GEvalGenerationEvaluator(models=None, metrics=None, aggregation_method=None, max_concurrent_judges=None, run_parallel=True, refusal_metric=None, batch_status_check_interval=DefaultValues.BATCH_STATUS_CHECK_INTERVAL, batch_max_iterations=DefaultValues.BATCH_MAX_ITERATIONS, metrics_aggregator=None, fallback_models=None)

Bases: BaseGenerationEvaluator

GEval Generation Evaluator.

This evaluator is used to evaluate the generation of the model.

Default expected input
  • input (str): The input provided to the AI system or component (e.g., a query, prompt, or instruction).
  • retrieved_context (str): Supporting context used during generation (e.g., retrieved documents).
  • expected_output (str): The reference output used for comparison.
  • actual_output (str): The output generated by the AI system or component to evaluate.

Attributes:

Name Type Description
name str

The name of the evaluator.

metrics List[BaseMetric]

The list of metrics to evaluate.

run_parallel bool

Whether to run the metrics in parallel.

metrics_aggregator MetricsAggregator

The aggregator for polarity-aware binary scoring.

Initialize the GEval Generation Evaluator.

Parameters:

Name Type Description Default
models BaseLMInvoker | list[BaseLMInvoker] | None

Judge models for single-judge/multi-judge evaluation.

  • None (default): single-judge mode using the default invoker.
  • [invoker] or a single invoker: runs that invoker once.
  • [invoker] * N: homogeneous — same model N times.
  • [invoker_a, invoker_b]: heterogeneous — distinct models.
None
metrics list[BaseMetric] | None

Metric instances to evaluate. If None, uses DEFAULT_METRICS.

None
aggregation_method AggregationSelector | None

Strategy used to aggregate judge results. Defaults to None.

None
max_concurrent_judges int | None

Maximum number of judges to run concurrently. Defaults to None.

None
run_parallel bool

Whether to run the metrics in parallel.

True
refusal_metric GEvalRefusalMetric | None

The refusal metric to use. If None, the default refusal metric will be used. Defaults to GEvalRefusalMetric.

None
batch_status_check_interval float

Time between batch status checks in seconds. Defaults to 30.0.

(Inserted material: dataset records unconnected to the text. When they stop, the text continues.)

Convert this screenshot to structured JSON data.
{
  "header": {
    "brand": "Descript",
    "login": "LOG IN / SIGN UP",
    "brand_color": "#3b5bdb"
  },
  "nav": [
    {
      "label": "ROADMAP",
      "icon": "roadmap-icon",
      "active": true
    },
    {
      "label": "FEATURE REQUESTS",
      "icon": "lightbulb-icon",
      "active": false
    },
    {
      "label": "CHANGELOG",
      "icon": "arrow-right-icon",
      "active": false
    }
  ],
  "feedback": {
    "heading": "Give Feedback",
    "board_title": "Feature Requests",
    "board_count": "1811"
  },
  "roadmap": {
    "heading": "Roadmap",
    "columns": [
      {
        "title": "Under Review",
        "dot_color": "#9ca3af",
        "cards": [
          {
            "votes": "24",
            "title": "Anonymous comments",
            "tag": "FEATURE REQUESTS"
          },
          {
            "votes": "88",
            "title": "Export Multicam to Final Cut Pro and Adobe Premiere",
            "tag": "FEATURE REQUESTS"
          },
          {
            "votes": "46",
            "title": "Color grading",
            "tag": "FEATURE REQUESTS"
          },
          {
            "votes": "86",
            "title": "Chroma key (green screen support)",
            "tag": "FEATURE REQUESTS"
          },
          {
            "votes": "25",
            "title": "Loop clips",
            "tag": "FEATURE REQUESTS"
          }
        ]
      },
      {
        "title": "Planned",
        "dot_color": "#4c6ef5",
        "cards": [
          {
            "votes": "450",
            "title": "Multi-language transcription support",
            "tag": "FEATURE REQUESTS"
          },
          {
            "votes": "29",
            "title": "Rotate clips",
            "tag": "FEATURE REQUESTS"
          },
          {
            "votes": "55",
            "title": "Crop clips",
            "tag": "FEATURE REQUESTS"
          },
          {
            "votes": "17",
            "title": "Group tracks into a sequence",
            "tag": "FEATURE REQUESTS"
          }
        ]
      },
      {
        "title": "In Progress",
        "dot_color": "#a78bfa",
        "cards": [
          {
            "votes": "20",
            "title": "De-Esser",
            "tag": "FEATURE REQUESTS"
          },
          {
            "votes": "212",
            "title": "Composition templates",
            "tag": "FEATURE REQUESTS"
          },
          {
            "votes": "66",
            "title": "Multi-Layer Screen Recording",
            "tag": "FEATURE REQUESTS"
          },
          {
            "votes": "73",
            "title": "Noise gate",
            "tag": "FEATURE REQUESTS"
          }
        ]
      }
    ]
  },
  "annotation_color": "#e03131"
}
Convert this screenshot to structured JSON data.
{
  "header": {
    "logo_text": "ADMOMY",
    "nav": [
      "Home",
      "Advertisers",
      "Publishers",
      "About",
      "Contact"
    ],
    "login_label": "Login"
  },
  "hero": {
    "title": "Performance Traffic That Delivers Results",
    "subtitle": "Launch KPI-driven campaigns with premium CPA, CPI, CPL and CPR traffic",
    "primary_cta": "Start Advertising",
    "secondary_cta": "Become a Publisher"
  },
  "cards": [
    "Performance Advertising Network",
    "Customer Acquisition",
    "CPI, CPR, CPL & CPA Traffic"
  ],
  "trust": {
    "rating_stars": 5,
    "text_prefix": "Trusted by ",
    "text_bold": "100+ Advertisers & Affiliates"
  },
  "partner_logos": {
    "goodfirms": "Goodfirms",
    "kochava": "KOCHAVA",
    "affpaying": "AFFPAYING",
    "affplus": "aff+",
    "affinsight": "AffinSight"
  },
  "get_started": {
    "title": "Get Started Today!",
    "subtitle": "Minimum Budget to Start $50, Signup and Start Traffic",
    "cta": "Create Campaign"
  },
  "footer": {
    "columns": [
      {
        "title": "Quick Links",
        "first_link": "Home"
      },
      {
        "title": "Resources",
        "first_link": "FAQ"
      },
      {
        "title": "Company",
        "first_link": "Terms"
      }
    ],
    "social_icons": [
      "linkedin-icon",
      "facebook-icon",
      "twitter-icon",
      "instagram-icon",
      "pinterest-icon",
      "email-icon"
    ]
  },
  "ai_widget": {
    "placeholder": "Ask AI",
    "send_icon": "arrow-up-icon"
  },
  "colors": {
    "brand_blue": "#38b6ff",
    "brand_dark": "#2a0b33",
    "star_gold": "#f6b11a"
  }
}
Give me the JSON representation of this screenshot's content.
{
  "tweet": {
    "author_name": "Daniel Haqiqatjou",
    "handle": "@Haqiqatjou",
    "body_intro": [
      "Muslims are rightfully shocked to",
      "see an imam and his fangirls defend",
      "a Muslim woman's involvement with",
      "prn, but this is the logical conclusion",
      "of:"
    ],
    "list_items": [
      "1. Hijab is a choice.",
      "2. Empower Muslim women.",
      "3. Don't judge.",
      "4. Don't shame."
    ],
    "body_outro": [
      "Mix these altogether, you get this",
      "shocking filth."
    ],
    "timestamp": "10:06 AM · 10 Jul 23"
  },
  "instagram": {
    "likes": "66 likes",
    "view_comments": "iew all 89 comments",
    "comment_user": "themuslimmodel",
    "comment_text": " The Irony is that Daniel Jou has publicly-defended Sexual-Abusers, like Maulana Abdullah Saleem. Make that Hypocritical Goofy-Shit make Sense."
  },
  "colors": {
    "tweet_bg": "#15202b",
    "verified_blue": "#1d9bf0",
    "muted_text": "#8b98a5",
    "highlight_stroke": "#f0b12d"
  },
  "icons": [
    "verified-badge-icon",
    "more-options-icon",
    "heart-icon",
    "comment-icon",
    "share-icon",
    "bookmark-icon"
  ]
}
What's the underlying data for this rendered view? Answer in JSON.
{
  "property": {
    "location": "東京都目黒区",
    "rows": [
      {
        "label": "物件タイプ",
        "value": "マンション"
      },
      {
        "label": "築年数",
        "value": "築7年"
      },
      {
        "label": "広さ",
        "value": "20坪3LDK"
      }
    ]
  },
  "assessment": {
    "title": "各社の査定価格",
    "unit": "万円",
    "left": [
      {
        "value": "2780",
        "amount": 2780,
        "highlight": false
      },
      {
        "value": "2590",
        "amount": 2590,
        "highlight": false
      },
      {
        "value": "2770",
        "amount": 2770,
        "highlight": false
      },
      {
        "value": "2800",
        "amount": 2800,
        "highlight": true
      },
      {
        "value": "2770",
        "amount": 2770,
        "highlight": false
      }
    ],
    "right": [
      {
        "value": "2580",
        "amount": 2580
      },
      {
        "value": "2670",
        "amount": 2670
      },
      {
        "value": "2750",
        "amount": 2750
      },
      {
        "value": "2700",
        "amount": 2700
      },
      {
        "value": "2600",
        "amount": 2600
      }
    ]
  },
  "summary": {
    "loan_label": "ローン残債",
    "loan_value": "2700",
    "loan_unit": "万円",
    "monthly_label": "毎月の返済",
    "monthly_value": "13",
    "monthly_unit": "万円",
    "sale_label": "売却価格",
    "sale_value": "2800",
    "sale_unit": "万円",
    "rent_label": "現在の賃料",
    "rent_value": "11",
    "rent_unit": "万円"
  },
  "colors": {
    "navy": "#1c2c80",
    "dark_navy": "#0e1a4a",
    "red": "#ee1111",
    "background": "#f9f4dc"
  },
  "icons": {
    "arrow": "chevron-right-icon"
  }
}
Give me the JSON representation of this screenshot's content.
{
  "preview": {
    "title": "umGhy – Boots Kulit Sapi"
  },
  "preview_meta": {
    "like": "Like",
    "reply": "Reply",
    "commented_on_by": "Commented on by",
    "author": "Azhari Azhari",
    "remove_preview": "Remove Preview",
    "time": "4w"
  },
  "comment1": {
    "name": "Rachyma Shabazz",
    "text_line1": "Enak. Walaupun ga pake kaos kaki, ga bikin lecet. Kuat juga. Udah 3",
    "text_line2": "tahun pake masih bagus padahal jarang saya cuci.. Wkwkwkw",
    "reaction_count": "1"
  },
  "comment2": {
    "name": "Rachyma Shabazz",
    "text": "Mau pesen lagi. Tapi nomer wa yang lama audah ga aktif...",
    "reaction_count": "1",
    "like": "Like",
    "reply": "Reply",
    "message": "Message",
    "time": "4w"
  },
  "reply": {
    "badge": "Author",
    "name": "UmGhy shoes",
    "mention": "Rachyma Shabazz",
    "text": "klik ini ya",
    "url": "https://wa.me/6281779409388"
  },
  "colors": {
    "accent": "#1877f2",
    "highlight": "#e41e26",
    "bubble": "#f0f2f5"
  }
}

BATCH_STATUS_CHECK_INTERVAL
batch_max_iterations int

Maximum number of status check iterations before timeout. Defaults to 120 (60 minutes with default interval).

BATCH_MAX_ITERATIONS
metrics_aggregator MetricsAggregator | None

The aggregator for polarity-aware binary scoring. If None, a default MetricsAggregator is used. Defaults to None.

None
fallback_models list[BaseLMInvoker] | None

Ordered fallback invoker chain propagated to every metric. Defaults to None.

None